Looking ahead, as vehicle-road coordination technology continues to develop, energy consumption prediction will become more intelligent and personalized. By incorporating broader operating condition data and advanced algorithms, such as deep learning for feature extraction, prediction accuracy can be further enhanced while reducing computational costs. Future work may focus on integrating weather conditions, traffic patterns, and driver profiling to refine predictions. Additionally, standardization of testing protocols for battery electric vehicles could facilitate widespread adoption of this technology. Ultimately, these advancements will support smart driving and green mobility, paving the way for a sustainable transportation ecosystem dominated by battery electric vehicles.
The potential impact on the automotive industry is significant. As battery electric vehicles become more prevalent, technologies like this will be crucial for optimizing energy use, reducing emissions, and improving user satisfaction. We envision a future where every battery electric vehicle is equipped with such predictive capabilities, making range anxiety a thing of the past and charging as convenient as refueling.
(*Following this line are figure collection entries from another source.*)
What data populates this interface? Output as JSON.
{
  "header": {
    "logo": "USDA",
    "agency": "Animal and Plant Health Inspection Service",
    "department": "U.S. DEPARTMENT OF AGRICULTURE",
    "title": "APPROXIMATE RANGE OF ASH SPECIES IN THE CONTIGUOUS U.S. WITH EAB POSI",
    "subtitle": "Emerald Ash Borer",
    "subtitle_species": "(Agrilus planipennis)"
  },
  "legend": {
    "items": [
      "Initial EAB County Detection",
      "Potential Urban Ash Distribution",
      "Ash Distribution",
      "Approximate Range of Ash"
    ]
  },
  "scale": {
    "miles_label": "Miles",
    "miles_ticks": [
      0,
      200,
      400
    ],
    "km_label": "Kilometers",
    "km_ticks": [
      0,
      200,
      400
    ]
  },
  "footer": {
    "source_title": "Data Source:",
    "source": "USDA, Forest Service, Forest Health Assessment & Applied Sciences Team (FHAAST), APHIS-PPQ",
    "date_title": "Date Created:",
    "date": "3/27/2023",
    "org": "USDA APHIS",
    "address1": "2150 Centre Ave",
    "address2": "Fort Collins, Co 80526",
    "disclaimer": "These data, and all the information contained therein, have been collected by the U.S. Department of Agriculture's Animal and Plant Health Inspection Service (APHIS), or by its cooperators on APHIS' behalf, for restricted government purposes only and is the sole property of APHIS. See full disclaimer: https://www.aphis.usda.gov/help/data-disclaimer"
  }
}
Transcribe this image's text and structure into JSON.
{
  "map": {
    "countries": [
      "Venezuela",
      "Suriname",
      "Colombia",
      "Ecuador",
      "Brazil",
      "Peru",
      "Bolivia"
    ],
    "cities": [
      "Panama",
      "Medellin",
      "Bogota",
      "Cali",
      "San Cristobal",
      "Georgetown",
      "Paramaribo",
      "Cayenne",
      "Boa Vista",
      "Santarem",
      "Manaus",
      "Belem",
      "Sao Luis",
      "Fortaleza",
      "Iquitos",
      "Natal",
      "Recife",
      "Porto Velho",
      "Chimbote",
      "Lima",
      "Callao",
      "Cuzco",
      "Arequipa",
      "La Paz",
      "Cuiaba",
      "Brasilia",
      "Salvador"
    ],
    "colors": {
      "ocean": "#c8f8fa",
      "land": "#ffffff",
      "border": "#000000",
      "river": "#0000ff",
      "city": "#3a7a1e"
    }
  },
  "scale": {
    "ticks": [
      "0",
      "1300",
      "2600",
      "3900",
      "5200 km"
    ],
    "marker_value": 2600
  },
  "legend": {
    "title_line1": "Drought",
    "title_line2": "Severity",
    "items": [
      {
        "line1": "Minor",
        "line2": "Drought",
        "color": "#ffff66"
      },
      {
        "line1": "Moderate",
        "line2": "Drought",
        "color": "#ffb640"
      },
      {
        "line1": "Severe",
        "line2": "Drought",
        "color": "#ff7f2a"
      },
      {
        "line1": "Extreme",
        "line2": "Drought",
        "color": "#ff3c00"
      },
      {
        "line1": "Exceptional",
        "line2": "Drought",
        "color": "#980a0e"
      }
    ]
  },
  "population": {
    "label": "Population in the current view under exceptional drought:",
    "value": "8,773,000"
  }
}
In summary, our approach demonstrates that through innovative clustering and generalization methods, the challenges of energy consumption prediction for battery electric vehicles can be effectively overcome. This not only benefits individual users but also contributes to grid stability and environmental goals. We encourage further research and collaboration to refine and deploy this technology across the global battery electric vehicle fleet.